The text thus seeks to reduce the concentration of executive power around the presidency, but it does not transform Senegal into a parliamentary system. The president remains the central figure of the executive, but the stated goal is to better distribute responsibilities.

Strengthened separation between the presidential function and political parties

In the current system, the president can maintain responsibilities within a political party. The reform now prohibits the head of state from leading a party or coalition of parties.

He could only hold a ceremonial role within a party and could only participate in an electoral campaign in one specific case: when he himself is a candidate for re-election.

The text also broadens incompatibility rules: the president could not hold any other public or private function, even unpaid.

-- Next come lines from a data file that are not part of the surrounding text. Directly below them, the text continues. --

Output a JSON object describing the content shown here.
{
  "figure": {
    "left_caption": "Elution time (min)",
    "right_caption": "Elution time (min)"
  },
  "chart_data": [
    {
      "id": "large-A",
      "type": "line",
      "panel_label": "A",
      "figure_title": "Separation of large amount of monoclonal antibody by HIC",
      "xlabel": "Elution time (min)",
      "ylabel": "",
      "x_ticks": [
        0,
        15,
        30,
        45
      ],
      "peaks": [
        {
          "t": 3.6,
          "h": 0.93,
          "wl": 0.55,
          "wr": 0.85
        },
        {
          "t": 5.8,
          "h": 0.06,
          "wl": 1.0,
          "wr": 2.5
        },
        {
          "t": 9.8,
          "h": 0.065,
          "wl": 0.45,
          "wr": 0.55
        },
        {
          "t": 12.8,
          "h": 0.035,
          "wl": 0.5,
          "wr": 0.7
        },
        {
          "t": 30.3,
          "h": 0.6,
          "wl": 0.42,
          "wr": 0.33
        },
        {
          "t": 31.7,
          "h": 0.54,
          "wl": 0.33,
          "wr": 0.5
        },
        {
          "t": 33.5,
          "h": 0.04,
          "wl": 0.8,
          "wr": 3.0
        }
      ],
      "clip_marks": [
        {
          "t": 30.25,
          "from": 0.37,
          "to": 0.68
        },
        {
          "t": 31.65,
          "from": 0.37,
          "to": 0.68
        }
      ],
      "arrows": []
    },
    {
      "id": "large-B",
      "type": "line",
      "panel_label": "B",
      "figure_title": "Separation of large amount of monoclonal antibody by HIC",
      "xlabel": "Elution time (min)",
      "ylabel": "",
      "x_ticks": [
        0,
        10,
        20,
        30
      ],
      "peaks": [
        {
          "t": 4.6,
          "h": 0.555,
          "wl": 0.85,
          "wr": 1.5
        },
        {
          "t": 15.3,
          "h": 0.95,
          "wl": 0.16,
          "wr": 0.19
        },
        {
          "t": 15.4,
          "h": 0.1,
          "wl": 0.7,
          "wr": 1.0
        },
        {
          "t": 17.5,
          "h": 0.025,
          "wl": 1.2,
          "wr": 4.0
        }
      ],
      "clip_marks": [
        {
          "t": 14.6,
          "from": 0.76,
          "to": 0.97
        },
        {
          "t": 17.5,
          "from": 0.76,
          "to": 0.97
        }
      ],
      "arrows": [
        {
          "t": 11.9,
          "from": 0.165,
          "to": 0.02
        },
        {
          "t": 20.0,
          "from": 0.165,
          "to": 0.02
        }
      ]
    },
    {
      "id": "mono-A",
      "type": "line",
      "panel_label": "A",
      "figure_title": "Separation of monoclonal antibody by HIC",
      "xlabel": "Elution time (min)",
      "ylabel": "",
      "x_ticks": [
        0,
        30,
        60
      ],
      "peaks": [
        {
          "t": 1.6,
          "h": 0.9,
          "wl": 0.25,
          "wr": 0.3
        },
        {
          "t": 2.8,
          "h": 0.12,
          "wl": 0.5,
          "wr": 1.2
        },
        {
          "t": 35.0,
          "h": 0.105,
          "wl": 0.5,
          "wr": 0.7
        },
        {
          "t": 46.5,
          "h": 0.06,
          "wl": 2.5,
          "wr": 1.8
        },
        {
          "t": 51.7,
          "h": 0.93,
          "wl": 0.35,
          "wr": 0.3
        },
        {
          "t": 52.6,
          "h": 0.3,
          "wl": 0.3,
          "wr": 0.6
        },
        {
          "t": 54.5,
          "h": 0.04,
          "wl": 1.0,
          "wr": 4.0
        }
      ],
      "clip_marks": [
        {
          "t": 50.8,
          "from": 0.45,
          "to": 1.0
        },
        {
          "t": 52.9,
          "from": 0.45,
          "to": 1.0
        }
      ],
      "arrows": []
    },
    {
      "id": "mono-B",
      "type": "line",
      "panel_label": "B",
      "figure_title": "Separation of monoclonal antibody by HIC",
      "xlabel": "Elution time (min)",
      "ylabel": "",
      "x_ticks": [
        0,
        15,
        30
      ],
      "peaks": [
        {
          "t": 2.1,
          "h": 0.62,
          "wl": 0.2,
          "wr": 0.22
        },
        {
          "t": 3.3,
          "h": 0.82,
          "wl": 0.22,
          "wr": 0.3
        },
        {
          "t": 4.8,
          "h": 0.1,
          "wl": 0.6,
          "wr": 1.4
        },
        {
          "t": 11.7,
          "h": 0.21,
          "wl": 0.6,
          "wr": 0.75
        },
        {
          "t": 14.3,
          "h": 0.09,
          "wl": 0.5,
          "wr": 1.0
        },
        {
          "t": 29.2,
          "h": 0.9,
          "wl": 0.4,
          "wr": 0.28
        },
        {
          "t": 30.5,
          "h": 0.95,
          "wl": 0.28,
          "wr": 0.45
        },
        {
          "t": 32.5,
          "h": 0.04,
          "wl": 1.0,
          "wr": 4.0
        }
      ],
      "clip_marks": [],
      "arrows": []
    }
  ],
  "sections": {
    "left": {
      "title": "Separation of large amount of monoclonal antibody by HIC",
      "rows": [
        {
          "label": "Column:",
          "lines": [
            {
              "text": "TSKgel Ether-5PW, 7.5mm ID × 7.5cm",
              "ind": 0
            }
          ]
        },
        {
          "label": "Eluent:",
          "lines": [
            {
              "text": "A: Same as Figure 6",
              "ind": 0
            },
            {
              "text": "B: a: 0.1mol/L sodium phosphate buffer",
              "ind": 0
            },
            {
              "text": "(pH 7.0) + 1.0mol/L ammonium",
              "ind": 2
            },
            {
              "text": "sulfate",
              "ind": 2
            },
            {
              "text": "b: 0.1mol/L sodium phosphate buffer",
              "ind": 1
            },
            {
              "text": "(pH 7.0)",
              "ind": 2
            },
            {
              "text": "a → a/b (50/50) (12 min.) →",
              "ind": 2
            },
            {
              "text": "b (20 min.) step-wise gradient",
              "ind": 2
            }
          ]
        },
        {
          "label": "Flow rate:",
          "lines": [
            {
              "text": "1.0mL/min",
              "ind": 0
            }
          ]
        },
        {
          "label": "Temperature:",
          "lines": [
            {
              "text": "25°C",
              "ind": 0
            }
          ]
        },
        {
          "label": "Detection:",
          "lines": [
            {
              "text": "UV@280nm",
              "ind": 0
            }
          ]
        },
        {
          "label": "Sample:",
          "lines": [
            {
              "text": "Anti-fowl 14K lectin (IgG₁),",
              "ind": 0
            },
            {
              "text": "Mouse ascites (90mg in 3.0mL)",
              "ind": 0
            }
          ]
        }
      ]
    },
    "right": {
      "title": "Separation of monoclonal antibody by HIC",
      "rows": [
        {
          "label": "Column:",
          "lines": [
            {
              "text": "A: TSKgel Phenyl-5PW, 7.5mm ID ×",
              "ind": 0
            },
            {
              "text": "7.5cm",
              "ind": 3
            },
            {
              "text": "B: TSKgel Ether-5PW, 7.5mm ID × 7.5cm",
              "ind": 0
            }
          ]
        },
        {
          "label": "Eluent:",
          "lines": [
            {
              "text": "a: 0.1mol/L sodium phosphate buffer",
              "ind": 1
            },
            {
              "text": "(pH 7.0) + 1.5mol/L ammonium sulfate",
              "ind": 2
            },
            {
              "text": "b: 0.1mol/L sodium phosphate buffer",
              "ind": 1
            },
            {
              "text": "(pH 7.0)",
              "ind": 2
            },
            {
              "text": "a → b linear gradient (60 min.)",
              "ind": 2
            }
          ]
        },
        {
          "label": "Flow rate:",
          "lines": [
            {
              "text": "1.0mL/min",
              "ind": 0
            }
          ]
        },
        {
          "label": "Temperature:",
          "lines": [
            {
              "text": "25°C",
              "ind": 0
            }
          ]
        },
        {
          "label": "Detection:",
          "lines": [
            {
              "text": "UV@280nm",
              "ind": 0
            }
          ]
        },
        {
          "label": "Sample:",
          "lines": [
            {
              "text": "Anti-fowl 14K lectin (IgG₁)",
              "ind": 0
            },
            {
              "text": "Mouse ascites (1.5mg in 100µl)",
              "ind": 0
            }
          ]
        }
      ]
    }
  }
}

The stated objective is to strengthen the neutrality of the presidential function and avoid confusion between the state and the party apparatus.

Supporters of the text see it as a guarantee of institutional impartiality, while opponents believe this rule could limit the political link between an elected president and the majority that brought him to power.

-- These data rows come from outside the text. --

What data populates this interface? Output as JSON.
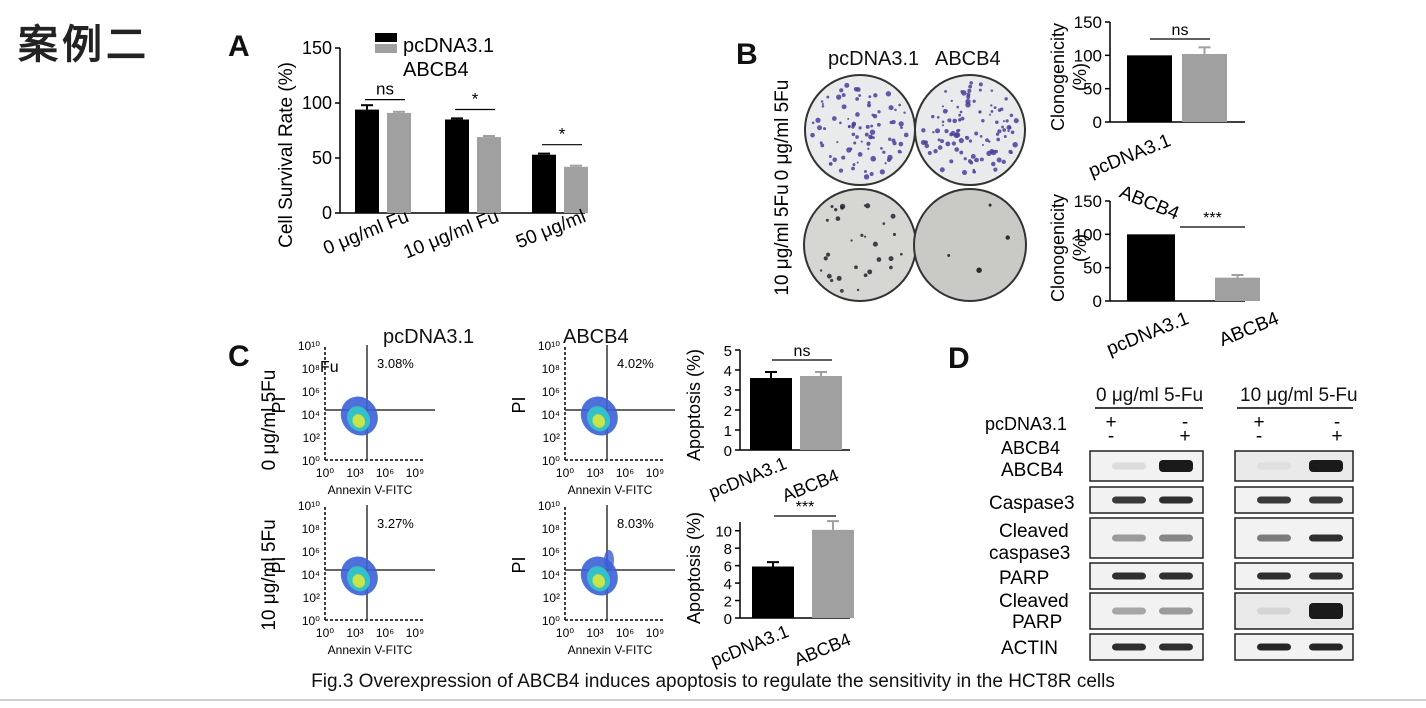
{
  "header_title": "案例二",
  "caption": "Fig.3 Overexpression of ABCB4 induces apoptosis to regulate the sensitivity in the HCT8R cells",
  "colors": {
    "pcdna": "#000000",
    "abcb4": "#a0a0a0"
  },
  "panelA": {
    "letter": "A",
    "ylabel": "Cell Survival Rate (%)",
    "yticks": [
      "0",
      "50",
      "100",
      "150"
    ],
    "categories": [
      "0 μg/ml Fu",
      "10 μg/ml Fu",
      "50 μg/ml"
    ],
    "legend": [
      "pcDNA3.1",
      "ABCB4"
    ],
    "significance": [
      "ns",
      "*",
      "*"
    ]
  },
  "panelB": {
    "letter": "B",
    "col_labels": [
      "pcDNA3.1",
      "ABCB4"
    ],
    "row_labels": [
      "0 μg/ml 5Fu",
      "10 μg/ml 5Fu"
    ],
    "chart_ylabel": [
      "Clonogenicity",
      "(%)"
    ],
    "top_yticks": [
      "0",
      "50",
      "100",
      "150"
    ],
    "top_xlabels": [
      "pcDNA3.1",
      "ABCB4"
    ],
    "top_sig": "ns",
    "bottom_yticks": [
      "0",
      "50",
      "100",
      "150"
    ],
    "bottom_xlabels": [
      "pcDNA3.1",
      "ABCB4"
    ],
    "bottom_sig": "***"
  },
  "panelC": {
    "letter": "C",
    "col_titles": [
      "pcDNA3.1",
      "ABCB4"
    ],
    "row_labels": [
      "0 μg/ml 5Fu",
      "10 μg/ml 5Fu"
    ],
    "stray_label": "Fu",
    "flow_yticks": [
      "10⁰",
      "10²",
      "10⁴",
      "10⁶",
      "10⁸",
      "10¹⁰"
    ],
    "flow_xticks": [
      "10⁰",
      "10³",
      "10⁶",
      "10⁹"
    ],
    "flow_xlabel": "Annexin V-FITC",
    "flow_ylabel": "PI",
    "percentages": [
      "3.08%",
      "4.02%",
      "3.27%",
      "8.03%"
    ],
    "apoptosis_ylabel": "Apoptosis (%)",
    "top_yticks": [
      "0",
      "1",
      "2",
      "3",
      "4",
      "5"
    ],
    "bottom_yticks": [
      "0",
      "2",
      "4",
      "6",
      "8",
      "10"
    ],
    "xlabels": [
      "pcDNA3.1",
      "ABCB4"
    ],
    "top_sig": "ns",
    "bottom_sig": "***"
  },
  "panelD": {
    "letter": "D",
    "group_titles": [
      "0 μg/ml 5-Fu",
      "10 μg/ml 5-Fu"
    ],
    "row_header_labels": [
      "pcDNA3.1",
      "ABCB4"
    ],
    "signs_pcdna": [
      "+",
      "-",
      "+",
      "-"
    ],
    "signs_abcb4": [
      "-",
      "+",
      "-",
      "+"
    ],
    "blot_labels": [
      "ABCB4",
      "Caspase3",
      "Cleaved",
      "caspase3",
      "PARP",
      "Cleaved",
      "PARP",
      "ACTIN"
    ]
  },
  "chart_data": [
    {
      "type": "bar",
      "title": "",
      "ylabel": "Cell Survival Rate (%)",
      "categories": [
        "0 μg/ml Fu",
        "10 μg/ml Fu",
        "50 μg/ml"
      ],
      "series": [
        {
          "name": "pcDNA3.1",
          "values": [
            94,
            85,
            53
          ],
          "errors": [
            4,
            1,
            1
          ]
        },
        {
          "name": "ABCB4",
          "values": [
            91,
            69,
            42
          ],
          "errors": [
            1,
            1,
            1
          ]
        }
      ],
      "ylim": [
        0,
        150
      ]
    },
    {
      "type": "bar",
      "ylabel": "Clonogenicity (%)",
      "categories": [
        "pcDNA3.1",
        "ABCB4"
      ],
      "values": [
        100,
        102
      ],
      "errors": [
        0,
        10
      ],
      "ylim": [
        0,
        150
      ]
    },
    {
      "type": "bar",
      "ylabel": "Clonogenicity (%)",
      "categories": [
        "pcDNA3.1",
        "ABCB4"
      ],
      "values": [
        100,
        35
      ],
      "errors": [
        0,
        4
      ],
      "ylim": [
        0,
        150
      ]
    },
    {
      "type": "bar",
      "ylabel": "Apoptosis (%)",
      "categories": [
        "pcDNA3.1",
        "ABCB4"
      ],
      "values": [
        3.6,
        3.7
      ],
      "errors": [
        0.3,
        0.2
      ],
      "ylim": [
        0,
        5
      ]
    },
    {
      "type": "bar",
      "ylabel": "Apoptosis (%)",
      "categories": [
        "pcDNA3.1",
        "ABCB4"
      ],
      "values": [
        5.9,
        10.1
      ],
      "errors": [
        0.5,
        1.0
      ],
      "ylim": [
        0,
        11
      ]
    }
  ]
}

A strengthened Parliament in its oversight role

The constitutional reform provides for enhanced powers for the National Assembly. Deputies would have increased oversight tools, including through investigative committees that can hear any person deemed useful, as well as a resolution right allowing Parliament to adopt orientation texts.

The government would also have to report more on the management of natural resources, with an obligation to inform deputies about investment agreements in strategic sectors.

The reform also prohibits holding both a ministerial post and a local mandate as mayor or president of a departmental council.

Better regulating the transition between two presidents

Newly elected Senegalese president Bassirou Diomaye Faye (left) shakes hands with former president Macky Sall (right) during a photo session after swearing in before the Constitutional Council, at the inauguration ceremony in Dakar, Senegal, 2 April 2024

Crédit photo, Getty Images

The reform also creates a legal framework for the transition period between a presidential election and the new head of state taking office.

During this phase, the outgoing president would be limited in certain decisions that durably commit the country.

He could notably not conclude certain strategic contracts, sign certain international agreements, or undertake major financial operations, except where necessary for the continuity of the state.

The aim is to prevent a power nearing the end of its mandate from making consequential decisions for its successor just before leaving office.

What remains unchanged in the reform project

Despite the proposed transformations, the constitutional reform does not alter several foundations of Senegal’s political system.

The president will continue to be elected by direct universal suffrage, with a term limited to two consecutive five-year periods.

The republican form of the state also remains unchanged, as do the fundamental principles protected by Article 103 of the Constitution.

Thus, the text does not mark the advent of a new republic: it aims rather to reorganise the functioning of institutions and rebalance relations between powers without altering the general nature of the regime.